13日の登山は、インタープリター会副会長で、登山家の大島義夫さんをリーダーに、住田節子会長ら7人が参加。長野県小諸市の浅間山荘(天狗温泉)登山口を午前8時に出発。一の鳥居、二の鳥居をたどり、長坂と呼ばれる登坂路を植物観察しながら歩く。婦人の参加者から「ハクサンイチゲよ!」「可愛い!」と感動の声。すると今度は大島さんが「メギ」という落葉低木の茂みを発見し、「これが県の保護蝶『ミヤマシロチョウ』の食草なんだ。この葉の裏に産卵するんだよ」と参加者に説明。すると、住田節子会長も、「棘がいっぱいあって『コトリトマラズ』という別名もあるのよ」と。

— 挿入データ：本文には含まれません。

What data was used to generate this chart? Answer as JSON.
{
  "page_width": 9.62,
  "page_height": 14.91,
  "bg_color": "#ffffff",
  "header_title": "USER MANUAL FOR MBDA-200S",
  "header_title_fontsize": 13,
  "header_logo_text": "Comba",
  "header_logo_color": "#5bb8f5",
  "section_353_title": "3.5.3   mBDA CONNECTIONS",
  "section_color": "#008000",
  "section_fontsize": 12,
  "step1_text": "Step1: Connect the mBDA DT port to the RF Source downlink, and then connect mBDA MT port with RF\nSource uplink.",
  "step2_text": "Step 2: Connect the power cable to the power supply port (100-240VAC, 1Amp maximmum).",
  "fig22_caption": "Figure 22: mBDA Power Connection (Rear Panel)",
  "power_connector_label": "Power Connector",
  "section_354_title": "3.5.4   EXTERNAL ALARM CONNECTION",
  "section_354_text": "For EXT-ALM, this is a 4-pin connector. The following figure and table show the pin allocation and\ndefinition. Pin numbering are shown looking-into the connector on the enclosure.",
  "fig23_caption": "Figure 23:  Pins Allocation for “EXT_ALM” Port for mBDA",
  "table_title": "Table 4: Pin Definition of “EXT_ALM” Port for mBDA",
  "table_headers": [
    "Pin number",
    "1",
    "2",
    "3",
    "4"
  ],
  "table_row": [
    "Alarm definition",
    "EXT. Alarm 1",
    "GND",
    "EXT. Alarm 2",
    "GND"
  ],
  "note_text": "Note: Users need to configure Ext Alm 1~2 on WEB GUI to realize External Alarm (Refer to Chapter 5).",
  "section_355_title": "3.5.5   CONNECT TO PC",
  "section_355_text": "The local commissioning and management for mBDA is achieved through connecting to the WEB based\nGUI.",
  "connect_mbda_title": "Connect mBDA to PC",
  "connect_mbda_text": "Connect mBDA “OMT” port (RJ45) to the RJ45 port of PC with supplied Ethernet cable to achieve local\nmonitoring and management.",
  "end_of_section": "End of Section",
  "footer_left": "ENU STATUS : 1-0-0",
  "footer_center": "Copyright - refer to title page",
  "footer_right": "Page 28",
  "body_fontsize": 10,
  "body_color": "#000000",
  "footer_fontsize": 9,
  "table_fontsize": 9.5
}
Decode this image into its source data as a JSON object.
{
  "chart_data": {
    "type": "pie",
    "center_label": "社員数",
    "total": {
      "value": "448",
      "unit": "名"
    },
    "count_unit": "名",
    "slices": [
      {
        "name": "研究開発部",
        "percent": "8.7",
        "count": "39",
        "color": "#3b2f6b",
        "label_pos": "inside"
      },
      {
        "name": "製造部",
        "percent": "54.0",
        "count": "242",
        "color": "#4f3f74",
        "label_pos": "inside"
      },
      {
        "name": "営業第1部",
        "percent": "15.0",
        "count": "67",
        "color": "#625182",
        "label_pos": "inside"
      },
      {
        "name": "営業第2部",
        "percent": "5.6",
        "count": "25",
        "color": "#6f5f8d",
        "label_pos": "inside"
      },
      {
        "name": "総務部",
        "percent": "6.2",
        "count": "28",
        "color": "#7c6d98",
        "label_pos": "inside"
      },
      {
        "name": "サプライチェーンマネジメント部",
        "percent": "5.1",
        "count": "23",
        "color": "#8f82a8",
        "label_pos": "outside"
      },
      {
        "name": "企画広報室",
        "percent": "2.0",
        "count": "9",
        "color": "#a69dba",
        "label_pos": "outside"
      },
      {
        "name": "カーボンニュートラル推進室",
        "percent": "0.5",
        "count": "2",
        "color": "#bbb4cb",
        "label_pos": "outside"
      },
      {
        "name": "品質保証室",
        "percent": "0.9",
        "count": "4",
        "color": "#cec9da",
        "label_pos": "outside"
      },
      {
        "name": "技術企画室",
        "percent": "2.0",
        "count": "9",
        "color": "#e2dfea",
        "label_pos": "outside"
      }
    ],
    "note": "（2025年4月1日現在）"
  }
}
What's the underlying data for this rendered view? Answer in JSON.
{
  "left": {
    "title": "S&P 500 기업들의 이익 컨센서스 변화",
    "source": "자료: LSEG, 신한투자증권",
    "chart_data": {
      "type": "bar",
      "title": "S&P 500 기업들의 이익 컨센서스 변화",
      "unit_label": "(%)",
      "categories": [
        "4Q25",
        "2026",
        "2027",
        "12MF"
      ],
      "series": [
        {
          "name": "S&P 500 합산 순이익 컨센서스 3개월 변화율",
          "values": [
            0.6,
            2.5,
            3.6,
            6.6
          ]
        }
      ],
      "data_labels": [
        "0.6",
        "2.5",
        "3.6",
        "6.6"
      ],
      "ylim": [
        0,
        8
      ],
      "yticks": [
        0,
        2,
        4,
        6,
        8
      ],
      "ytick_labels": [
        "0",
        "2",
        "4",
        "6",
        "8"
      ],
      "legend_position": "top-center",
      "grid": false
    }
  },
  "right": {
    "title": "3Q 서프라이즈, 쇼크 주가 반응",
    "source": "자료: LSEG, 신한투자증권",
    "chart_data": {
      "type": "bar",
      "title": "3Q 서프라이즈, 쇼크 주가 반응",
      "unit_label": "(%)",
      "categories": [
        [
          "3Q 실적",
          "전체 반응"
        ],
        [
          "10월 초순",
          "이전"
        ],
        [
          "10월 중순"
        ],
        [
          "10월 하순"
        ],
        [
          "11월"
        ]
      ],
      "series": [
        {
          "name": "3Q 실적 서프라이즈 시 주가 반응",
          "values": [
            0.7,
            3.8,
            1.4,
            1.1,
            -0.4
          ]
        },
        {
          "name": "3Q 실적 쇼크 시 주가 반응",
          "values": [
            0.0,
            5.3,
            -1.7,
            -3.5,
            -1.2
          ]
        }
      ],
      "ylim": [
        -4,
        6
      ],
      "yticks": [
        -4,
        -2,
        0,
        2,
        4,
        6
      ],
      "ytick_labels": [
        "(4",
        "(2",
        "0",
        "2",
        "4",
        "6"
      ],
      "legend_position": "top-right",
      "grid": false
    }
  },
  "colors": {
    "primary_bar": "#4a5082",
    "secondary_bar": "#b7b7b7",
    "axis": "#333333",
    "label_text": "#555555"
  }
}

珍しい樹木や野草、草花に酔いしれ、登山の疲れなど感じる暇もない? やがて牙のように尖って見える「きっぱ(牙)」という岩山を右に見ながら進むと、間もなくして火山館に到着。しばし休憩のあと、浅間神社のほこらを横に見ながら登山道に入り、ひと登りで湯の平。唐松林から低木地帯、そしてコケモモ、ガンコウラン、ミネヤナギなどが地を這うように繁茂する高原に出る。前方に砂礫山のような前掛山(現在の浅間山山頂)が望める。ミネズオウ、ツガザクラの白い可憐な花に見とれながら、さらに歩を進めるといよいよ急勾配の登坂路だ。砂礫に足を取られながら登る。もうほとんどおしゃべりする声は聞かれない。それでも30分ほどで、その難路を登り切り、避難用シェルターに到着。
「あとひと息です」とリーダーに励まされ、さらに20分ほどで無事山頂に到着。午後0時05分。「バンザーイ!」と叫びこそはしませんでしたが、みな、そんな感動を共有したのではなかったでしょうか?…
一人ひとりが満足感を覚えながら、下山路でも話が弾む。さらに熱心に自然観察も。そんな中、以前ガイドした折りの話が大島さんらからあり、「あの時はカモシカが現れてネ、参加者は大喜びでした」。言うと間もなくでした。だれかが「あっ! あれあれ…」と叫ぶ。「もしかして、カモシカかも?…」。しかも逃げることもなく、悠々と草をはんでいるではありませんか! 出来すぎた話のようですが、じっくりと野生のカモシカも観察でき、何ともラッキーな浅間山登山の一日でした。